On Wednesday 17 June 2015, Karel Gardas wrote:
> Hello,
>
> I'm curious if anybody is working on implementing block-level
> checksumming on softraid?
Not that I'm aware of.
> Backgroud: I'm comming from Solaris 11/ZFS world and I like ZFS's
> focus on data integrity from drive level up to the RAM. I've been
> thinking about OpenBSD and how to get the same with minimalistic
> effort (not porting ZFS) and I've though that having checksumming
> implemented in a virtual drive (softraid) may be the most easiest way.
> I think more easier than for example enhance ffs to include file-based
> checksums. Another issue is how to propagate block failures up to the
> file level, but for me it would be enough to just know something bad
> happening with the drive. At least for now. I hope discipline may be
> stacked on top of another so there is a possibility of using RAID1
> with checksumming disciplines on two drives, hence getting something
> similar to what I use now with ZFS (zpool with two drives in mirroring
> setup). If stacking is not possible for whatever reason, then I would
> probably go and clone and modify RAID1 to add checksum support (if
> feasible of course).
Stacking in softraid does work, but it is not officially supported (there are
number of gotchas that you need to be aware of, such as the need to manually
reassemble the volumes). It was never really designed to work this way and it
results in I/O going through multiple layers unnecessarily. At some point it
needs to be rearchitected so that it is stackable internally, which will then
allow for a set of fixed but flexible disciplines.
Re adding some form of checksumming, it only seems to make sense in the case
of RAID 1 where you can decide that the data on a disk is invalid, then fail
the read and pull the data from another drive.
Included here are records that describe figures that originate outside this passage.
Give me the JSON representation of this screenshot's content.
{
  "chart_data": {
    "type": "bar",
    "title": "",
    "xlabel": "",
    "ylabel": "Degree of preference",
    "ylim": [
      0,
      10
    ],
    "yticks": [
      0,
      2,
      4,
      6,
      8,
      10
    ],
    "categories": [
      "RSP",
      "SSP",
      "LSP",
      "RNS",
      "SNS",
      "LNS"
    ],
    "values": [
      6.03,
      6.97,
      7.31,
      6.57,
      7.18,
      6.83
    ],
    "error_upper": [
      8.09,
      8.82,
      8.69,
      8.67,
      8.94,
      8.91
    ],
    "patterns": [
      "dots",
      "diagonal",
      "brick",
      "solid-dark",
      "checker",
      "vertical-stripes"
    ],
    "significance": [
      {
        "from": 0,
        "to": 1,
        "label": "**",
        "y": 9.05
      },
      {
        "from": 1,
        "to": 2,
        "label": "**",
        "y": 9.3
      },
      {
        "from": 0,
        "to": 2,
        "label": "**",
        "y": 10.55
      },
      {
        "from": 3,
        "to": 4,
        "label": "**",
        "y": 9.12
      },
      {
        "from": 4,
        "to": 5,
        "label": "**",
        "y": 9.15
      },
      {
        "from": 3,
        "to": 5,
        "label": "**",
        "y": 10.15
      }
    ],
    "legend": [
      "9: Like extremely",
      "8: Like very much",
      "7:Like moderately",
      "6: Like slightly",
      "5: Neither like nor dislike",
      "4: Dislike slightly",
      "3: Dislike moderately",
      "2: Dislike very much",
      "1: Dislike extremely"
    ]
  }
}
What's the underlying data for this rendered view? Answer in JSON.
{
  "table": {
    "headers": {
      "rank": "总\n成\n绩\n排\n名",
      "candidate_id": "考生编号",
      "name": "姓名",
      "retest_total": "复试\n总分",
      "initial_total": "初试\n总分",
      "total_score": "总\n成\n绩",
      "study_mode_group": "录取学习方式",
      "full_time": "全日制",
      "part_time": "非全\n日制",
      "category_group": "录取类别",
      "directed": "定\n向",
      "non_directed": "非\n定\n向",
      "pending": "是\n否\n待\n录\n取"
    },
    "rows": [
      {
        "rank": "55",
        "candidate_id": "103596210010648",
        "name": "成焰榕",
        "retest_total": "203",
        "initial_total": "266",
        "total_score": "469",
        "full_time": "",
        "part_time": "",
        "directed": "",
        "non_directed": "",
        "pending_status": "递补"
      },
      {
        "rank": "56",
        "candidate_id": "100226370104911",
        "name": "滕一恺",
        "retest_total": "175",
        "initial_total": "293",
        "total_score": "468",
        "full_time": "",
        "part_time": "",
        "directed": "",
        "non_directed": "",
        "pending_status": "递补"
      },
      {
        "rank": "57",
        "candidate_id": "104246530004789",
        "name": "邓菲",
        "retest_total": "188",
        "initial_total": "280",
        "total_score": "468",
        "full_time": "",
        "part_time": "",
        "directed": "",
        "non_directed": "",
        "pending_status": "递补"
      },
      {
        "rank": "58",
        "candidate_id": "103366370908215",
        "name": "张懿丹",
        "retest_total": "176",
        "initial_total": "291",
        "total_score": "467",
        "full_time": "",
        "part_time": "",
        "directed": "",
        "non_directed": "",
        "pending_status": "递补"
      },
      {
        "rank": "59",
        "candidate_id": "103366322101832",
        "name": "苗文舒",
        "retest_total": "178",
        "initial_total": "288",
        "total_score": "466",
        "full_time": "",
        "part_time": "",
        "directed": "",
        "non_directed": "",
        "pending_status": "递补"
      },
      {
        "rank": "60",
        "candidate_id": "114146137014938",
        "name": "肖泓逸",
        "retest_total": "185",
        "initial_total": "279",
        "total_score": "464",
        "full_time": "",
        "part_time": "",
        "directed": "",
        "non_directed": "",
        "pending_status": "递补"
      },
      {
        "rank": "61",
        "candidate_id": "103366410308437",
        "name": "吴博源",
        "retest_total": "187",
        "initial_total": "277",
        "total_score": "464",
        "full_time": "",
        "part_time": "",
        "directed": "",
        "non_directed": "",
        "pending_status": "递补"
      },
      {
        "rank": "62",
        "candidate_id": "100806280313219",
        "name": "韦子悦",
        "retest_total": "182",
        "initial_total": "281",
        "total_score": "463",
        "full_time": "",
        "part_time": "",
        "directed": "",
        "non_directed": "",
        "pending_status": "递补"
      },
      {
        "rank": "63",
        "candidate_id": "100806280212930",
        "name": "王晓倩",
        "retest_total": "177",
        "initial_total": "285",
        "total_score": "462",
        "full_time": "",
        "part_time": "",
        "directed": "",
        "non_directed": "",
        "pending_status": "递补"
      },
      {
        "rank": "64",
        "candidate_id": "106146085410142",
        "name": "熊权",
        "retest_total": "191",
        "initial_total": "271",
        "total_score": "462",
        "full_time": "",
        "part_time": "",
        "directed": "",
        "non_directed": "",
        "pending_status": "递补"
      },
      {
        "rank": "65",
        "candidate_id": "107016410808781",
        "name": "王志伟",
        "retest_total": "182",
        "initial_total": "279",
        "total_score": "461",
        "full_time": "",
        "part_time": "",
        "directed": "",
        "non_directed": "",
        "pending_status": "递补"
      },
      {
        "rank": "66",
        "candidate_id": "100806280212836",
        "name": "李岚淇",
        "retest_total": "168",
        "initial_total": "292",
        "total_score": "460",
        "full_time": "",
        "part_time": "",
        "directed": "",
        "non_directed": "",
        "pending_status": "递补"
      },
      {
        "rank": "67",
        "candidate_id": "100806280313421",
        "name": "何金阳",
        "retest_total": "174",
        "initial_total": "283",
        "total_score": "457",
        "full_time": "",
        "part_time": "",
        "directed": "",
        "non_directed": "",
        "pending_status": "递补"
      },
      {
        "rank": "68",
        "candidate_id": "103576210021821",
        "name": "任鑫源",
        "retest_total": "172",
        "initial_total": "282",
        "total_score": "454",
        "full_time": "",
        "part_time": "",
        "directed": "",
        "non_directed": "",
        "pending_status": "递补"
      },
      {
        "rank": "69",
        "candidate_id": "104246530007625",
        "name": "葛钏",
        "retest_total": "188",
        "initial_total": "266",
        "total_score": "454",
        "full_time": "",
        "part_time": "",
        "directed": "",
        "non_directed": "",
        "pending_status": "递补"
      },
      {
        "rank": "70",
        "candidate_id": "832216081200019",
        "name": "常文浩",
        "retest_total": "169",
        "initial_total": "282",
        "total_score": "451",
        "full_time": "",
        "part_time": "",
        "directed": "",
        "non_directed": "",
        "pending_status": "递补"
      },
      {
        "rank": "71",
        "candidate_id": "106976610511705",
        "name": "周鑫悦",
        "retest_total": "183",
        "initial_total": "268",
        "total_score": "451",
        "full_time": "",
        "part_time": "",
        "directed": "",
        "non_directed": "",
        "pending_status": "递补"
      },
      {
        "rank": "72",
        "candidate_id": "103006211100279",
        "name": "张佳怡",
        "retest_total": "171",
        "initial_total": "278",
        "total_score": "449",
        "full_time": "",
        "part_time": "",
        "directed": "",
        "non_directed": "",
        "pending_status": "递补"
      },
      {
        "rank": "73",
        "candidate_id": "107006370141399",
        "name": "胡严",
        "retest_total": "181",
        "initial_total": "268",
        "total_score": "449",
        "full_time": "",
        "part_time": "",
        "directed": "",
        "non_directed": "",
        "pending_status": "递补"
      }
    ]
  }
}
That coupled with block
level "healing" or similar could be interesting. Otherwise checksumming on
its own is not overly useful at this level - you would simply fail a read,
which then results in potentially worse than bit-flipping at higher layers.
If you wanted to investigate this I would suggest considering it as an option
to the existing RAID 1 implementation. The bulk of it would be calculating
and adding a checksum to each write and offsetting each block accordingly,
along with verification on read. The failure modes would need to be thought
through and handled - the re-reading from a different disk is already there,
however what you then do with the failure is an open question (failing the
chunk entirely is the heavy handed but already supported approach).
> Any comment on this topic welcome.
>
> Thanks,
> Karel
--
"Action without study is fatal. Study without action is futile."
-- Mary Ritter Beard